Tuesday, February 03, 2004

In the last post I criticized Peter Singer's new book, One World: The Ethics of Globalization. The book does, however, make one trenchant observation I have not seen elsewhere: the events of September 11 are historically similar to the assassination of Austrian Crown Prince Franz Ferdinand and his wife in Sarajevo on the eve of World War I.

Singer writes: Despite the clear evidence of the involvement of Serbian officials in the crime -- evidence that, historians agree, was substantially accurate -- the ultimatum Austria-Hungary presented was widely condemned in Russia, France, Britain, and the United States. "The most formidable political document I have ever seen addressed by one State to another that was independent," the British Foreign Minister, Sir Edward Grey, called it. The American Legion's official history ... used less diplomatic language referring to the ultimatum as a "vicious document of unproven accusation and tyrannical demand." Many historians studying the origins of the First World War have condemned the Austro-Hungarian ultimatum as demanding more than one sovereign nation may properly ask of another. They have added that the Austro-Hungarian refusal to negotiate after the Serbian government accepted many, but not all, of its demands, is further evidence that Austra-Hungary, together with its backer Germany, wanted an excuse to declare war on Serbia...

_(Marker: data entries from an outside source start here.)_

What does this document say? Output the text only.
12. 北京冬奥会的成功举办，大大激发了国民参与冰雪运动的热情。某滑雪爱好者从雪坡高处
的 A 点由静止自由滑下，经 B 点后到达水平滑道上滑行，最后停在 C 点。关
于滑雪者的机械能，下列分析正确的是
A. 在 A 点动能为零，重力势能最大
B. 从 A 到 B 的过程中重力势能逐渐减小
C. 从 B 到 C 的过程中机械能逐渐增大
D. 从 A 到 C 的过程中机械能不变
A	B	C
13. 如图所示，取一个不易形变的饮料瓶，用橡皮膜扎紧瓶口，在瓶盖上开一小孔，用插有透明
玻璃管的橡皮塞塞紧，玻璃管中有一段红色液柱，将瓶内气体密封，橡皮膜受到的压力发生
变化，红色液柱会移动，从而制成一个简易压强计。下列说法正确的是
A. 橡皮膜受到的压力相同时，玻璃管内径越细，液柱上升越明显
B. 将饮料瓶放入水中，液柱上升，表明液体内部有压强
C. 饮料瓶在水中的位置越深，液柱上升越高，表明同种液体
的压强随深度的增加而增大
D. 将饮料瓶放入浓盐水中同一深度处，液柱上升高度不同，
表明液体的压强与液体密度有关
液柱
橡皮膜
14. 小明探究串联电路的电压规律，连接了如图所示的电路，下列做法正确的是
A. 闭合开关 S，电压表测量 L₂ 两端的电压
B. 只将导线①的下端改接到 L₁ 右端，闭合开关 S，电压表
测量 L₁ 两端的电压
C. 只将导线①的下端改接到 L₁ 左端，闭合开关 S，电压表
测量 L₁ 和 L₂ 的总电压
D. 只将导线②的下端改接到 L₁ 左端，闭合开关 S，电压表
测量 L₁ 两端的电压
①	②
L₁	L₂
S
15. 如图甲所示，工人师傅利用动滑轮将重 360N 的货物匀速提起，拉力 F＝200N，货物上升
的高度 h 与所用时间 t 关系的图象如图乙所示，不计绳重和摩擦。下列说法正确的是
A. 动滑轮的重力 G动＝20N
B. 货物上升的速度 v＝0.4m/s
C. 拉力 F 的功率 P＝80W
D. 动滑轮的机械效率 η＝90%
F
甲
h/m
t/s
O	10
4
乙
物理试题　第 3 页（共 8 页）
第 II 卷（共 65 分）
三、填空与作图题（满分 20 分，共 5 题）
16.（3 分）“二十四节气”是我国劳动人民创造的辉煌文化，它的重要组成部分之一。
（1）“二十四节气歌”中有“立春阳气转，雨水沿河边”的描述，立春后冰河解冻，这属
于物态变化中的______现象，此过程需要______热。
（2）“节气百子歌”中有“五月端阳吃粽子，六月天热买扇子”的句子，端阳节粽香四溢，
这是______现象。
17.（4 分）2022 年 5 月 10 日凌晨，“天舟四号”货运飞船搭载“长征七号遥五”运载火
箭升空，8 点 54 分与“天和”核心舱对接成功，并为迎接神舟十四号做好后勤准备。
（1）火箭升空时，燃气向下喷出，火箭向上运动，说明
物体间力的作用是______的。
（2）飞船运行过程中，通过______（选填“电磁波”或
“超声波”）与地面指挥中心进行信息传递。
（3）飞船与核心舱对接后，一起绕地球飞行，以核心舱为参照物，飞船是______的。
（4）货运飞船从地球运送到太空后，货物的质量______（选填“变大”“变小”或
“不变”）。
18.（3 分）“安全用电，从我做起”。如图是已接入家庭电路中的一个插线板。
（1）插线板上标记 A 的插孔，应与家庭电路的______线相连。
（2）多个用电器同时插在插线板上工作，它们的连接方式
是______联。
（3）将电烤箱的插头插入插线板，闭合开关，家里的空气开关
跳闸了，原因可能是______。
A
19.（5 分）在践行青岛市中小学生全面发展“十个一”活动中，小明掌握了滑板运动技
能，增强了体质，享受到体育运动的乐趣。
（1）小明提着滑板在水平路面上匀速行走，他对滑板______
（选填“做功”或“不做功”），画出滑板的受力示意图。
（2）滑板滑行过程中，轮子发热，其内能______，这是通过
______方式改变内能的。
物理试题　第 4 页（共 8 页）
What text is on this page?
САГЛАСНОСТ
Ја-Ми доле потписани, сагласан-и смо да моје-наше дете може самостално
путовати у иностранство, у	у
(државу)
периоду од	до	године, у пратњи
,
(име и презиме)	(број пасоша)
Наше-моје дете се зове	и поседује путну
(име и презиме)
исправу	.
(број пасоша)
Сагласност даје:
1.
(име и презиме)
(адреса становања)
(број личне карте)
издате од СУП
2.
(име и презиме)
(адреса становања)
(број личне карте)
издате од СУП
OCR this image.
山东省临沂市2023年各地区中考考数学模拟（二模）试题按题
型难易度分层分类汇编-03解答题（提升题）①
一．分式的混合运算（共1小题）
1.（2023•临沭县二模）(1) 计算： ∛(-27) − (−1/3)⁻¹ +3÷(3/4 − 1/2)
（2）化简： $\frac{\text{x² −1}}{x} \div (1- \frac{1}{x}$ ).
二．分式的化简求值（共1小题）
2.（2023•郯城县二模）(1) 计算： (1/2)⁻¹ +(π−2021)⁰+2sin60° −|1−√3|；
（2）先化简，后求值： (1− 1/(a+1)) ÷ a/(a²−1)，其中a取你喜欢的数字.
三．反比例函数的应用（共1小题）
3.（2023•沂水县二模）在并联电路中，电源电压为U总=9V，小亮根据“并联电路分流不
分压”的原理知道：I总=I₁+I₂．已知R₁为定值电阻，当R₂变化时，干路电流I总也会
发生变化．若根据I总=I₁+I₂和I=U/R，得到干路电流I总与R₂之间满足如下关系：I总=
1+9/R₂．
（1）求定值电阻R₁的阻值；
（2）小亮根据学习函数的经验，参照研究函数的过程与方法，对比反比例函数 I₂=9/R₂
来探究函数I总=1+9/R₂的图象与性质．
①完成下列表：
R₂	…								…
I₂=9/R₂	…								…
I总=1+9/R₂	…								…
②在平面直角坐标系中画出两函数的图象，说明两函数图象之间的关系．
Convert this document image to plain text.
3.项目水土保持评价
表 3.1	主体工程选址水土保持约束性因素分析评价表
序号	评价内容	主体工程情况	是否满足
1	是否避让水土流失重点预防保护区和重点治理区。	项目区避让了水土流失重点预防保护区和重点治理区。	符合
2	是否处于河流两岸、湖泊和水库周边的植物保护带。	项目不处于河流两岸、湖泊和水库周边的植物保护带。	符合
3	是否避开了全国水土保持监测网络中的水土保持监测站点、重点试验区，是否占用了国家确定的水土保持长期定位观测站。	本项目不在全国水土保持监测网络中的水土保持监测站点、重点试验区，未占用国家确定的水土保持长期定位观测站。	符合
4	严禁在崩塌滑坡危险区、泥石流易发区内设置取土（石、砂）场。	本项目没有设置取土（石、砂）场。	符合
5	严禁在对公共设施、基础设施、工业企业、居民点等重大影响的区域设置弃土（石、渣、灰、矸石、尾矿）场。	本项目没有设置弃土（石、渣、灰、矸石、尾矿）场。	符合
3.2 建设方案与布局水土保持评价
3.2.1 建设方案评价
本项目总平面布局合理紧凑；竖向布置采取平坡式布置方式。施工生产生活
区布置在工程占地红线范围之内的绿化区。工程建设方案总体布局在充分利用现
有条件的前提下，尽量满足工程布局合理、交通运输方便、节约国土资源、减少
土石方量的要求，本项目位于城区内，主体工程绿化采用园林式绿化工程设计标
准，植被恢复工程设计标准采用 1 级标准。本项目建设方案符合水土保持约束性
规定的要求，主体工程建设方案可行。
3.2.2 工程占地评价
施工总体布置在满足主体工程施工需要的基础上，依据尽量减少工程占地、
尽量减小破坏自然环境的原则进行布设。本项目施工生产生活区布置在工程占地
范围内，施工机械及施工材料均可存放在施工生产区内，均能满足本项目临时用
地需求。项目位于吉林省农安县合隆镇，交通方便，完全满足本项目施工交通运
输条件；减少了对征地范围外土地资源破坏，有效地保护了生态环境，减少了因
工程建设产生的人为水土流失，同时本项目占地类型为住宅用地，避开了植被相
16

Now consider the American response to the terrorist attacks of September 11. The demands made of the Taliban by the Bush administration in 2001 were scarcely less stringent than those made by Austria-Hungary in 1914. (The main difference is that the Austra-Hungarians insisted on the suppression of hostile nationalist propaganda. Freedom of speech was not so widely regarded, then, as a human right) ... Yet the U.S. demands, far from being condemned as a mere pretext for aggressive war, were endorsed as reasonable and justifiable by a wide-ranging coalition of nations. When President Bush said, in speeches and press conferences after September 11, that he would not draw a distinction between terrorists and regimes that harbor terrorists, no ambassadors, foreign ministers, of United Nations representatives denounced this "vicious" doctrine or a "tyrannical" demand on other sovereign nations. The Security Council broadly endorsed it, in its resolution of September 28, 2001. It seems that world leaders now accept that every nation has an obligation to every other nation of the world to suppress activities within its borders that might lead to terrorist attacks carried out in other countries, and that it is reasonable to go to war with a nation that does not do so. If Kaisers Franz Joseph I and Wilhelm II could see this, they might feel that, since 1914, the world has come round to their view.